A peaceful transition of power would be an important milestone for the war-ravaged nation. But with ongoing violence likely to keep many Afghans from the polls and massive fraud a major threat, the election underlines—13 years after the U.S. toppled the Taliban—just how far the country remains from being a stable and well-functioning democracy.
The stakes are high: 30,000 U.S. soldiers remain in Afghanistan, but with the international presence gradually winding down, Saturday’s election marks a crucial stage in the troubled country’s ability to govern itself peacefully and avoid once again falling into the hands of extremists.

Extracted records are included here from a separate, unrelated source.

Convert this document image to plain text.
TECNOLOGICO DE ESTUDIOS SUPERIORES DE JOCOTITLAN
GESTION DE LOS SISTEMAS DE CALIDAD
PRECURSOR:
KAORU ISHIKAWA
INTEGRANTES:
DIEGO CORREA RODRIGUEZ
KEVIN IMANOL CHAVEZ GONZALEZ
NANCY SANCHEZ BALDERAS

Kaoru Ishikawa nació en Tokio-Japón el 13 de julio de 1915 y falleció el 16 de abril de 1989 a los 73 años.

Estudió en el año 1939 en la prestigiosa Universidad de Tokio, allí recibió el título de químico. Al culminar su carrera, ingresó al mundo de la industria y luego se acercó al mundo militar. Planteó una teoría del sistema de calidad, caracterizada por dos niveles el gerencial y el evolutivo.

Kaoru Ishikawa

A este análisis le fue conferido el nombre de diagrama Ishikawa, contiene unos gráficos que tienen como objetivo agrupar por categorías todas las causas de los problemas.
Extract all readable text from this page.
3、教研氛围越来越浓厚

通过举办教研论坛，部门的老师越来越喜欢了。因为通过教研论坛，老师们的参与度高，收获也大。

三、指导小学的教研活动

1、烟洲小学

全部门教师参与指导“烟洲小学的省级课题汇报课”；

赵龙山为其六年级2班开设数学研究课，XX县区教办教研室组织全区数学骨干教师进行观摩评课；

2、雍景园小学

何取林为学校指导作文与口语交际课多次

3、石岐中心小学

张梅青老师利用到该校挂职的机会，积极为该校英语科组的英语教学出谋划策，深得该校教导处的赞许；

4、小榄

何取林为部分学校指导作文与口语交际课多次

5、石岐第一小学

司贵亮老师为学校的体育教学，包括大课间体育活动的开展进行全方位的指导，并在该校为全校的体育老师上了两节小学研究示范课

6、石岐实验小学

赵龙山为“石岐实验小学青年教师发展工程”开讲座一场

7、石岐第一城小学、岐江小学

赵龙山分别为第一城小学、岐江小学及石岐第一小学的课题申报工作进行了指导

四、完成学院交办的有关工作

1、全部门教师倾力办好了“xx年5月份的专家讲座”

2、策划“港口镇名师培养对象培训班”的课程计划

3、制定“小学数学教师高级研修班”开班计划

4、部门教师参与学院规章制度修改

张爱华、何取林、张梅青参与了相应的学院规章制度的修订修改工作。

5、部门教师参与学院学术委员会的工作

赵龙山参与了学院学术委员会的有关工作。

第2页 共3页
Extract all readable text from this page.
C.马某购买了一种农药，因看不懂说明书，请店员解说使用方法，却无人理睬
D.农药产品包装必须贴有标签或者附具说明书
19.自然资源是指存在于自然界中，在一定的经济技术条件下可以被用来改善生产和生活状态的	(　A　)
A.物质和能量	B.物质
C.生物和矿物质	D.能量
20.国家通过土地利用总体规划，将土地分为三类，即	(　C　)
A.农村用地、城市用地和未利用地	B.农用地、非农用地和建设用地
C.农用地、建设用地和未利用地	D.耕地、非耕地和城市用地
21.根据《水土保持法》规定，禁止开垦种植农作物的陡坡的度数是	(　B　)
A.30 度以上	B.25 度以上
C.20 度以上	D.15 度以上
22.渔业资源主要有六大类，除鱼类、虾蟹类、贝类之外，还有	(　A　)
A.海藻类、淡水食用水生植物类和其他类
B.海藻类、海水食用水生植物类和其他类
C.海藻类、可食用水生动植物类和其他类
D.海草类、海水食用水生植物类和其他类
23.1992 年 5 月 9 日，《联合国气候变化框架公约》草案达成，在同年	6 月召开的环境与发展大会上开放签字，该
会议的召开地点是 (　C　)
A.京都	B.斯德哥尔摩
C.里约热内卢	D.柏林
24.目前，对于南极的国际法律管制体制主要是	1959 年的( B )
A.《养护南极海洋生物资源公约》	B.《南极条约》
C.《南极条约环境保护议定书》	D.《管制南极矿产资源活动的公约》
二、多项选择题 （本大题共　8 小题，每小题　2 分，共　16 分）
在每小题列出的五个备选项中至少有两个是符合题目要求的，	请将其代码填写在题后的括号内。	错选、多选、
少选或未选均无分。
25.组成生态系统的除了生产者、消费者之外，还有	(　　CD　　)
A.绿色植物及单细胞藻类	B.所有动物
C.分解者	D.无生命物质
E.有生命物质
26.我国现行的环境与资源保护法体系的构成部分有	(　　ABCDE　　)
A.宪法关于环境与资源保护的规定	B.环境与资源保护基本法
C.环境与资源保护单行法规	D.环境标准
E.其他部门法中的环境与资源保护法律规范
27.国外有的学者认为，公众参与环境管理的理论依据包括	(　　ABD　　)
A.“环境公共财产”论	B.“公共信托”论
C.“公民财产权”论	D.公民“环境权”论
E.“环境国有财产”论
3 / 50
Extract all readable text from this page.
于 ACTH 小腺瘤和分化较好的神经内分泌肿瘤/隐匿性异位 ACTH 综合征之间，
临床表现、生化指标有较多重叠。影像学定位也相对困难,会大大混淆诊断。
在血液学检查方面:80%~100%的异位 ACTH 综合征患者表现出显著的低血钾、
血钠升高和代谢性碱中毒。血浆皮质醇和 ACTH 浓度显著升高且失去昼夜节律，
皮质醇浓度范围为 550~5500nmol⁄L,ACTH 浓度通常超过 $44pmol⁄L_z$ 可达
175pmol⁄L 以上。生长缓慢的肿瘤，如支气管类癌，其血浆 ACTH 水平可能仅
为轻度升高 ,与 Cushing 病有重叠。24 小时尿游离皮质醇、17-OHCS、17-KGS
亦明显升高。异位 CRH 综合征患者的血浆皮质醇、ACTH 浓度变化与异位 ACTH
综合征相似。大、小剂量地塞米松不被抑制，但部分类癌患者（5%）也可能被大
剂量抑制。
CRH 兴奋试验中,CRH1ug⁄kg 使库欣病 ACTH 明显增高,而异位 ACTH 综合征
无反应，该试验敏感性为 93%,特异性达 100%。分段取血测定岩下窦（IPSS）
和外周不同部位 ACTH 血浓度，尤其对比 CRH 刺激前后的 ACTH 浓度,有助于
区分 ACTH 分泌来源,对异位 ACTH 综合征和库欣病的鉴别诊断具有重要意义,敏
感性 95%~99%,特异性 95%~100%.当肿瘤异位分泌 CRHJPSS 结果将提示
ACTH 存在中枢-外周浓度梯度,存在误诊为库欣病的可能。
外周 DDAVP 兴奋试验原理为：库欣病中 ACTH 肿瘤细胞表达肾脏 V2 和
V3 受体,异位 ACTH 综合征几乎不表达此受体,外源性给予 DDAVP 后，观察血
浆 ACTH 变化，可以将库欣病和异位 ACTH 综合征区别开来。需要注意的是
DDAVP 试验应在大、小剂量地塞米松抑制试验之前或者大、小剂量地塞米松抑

And the deep uncertainty surrounding the vote is also a reminder of how the Bush administration’s confident promises that the country was on the verge of freedom and stability—”Democracy is flourishing,” President Bush assured the world as a stood next to Karzai at the White House in 2005—time and again proved premature.
By all indications, Afghans are eager to participate in Saturday’s $100 million, Western-funded contest, in which 11 candidates, representing a wide range of positions and interests, are competing. Three in four respondents to a recent surveysaid they want to cast a ballot. Campaign posters dot the walls of buildings in cities and villages across the country, witnesses report, rallies are well attended, and the news media features heavy campaign coverage.
“We have an election for mayor in Washington (earlier this week) and it’s not dissimilar,” said Jed Ober of D.C.-based Democracy International, who has spent extensive time in Afghanistan lately.
But how many Afghans will end up feeling safe enough to turn out, and whether their votes will count, are very much open questions.
Two Associated Press journalists were shot by an Afghan police officer—one, photographer Anja Niedringhaus, was killed—while traveling with election workers in eastern Afghanistan Friday. The incident followed a high-profile Taliban attack last week on the Kabul office of the government’s election administration panel, the Independent Election Commission (IEC), which provoked an exodus of western aid workers and diplomats from the country.
The Afghan Army has deployed 60,000 soldiers across the country to bolster election security, but the ongoing violence still threatens the prospects for a full and fair vote. Already, 10% of the 7,500 voting sites across the country have been shut down as too dangerous to protect. In Charkh, near the eastern border with Pakistan, where the Taliban is waging an ongoing battle against government forces, “it has become clear that no one is going to vote,” The New York Times reported Wednesday.
Then there’s an even thornier problem: the threat of large-scale, government-sanctioned fraud.
Allegations of such fraud—said to have been orchestrated on behalf of Karzai by the IEC—marred the last presidential election in 2009. The president’s chief rival, Abdullah Abdullah, claimed the election had been stolen, triggering months of crisis that threatened to spiral into civil war.
Peter Galbraith, the second-ranking U.N. official in Afghanistan at the time, was essentially exiled by the Karzai government after loudly echoing Abdullah’s complaints. (“Word came to me that I would be arrested if I went back. That might be the least,” he told msnbc.) According to Galbraith, now a state senator in Vermont, there’s little reason to think this year’s election—in which Abdullah, a doctor and vocal Taliban critic, is among the leading candidates again—will be cleaner.
First, said Galbraith, the members of the two main panels charged with running the election— the Independent Election Commission the Electoral Complaints Commision— are appointed by Karzai, raising concerns about their independence.
“Last time it was the Independent Election Commission that basically organized the fraud at Karzai’s behest,” said Galbraith.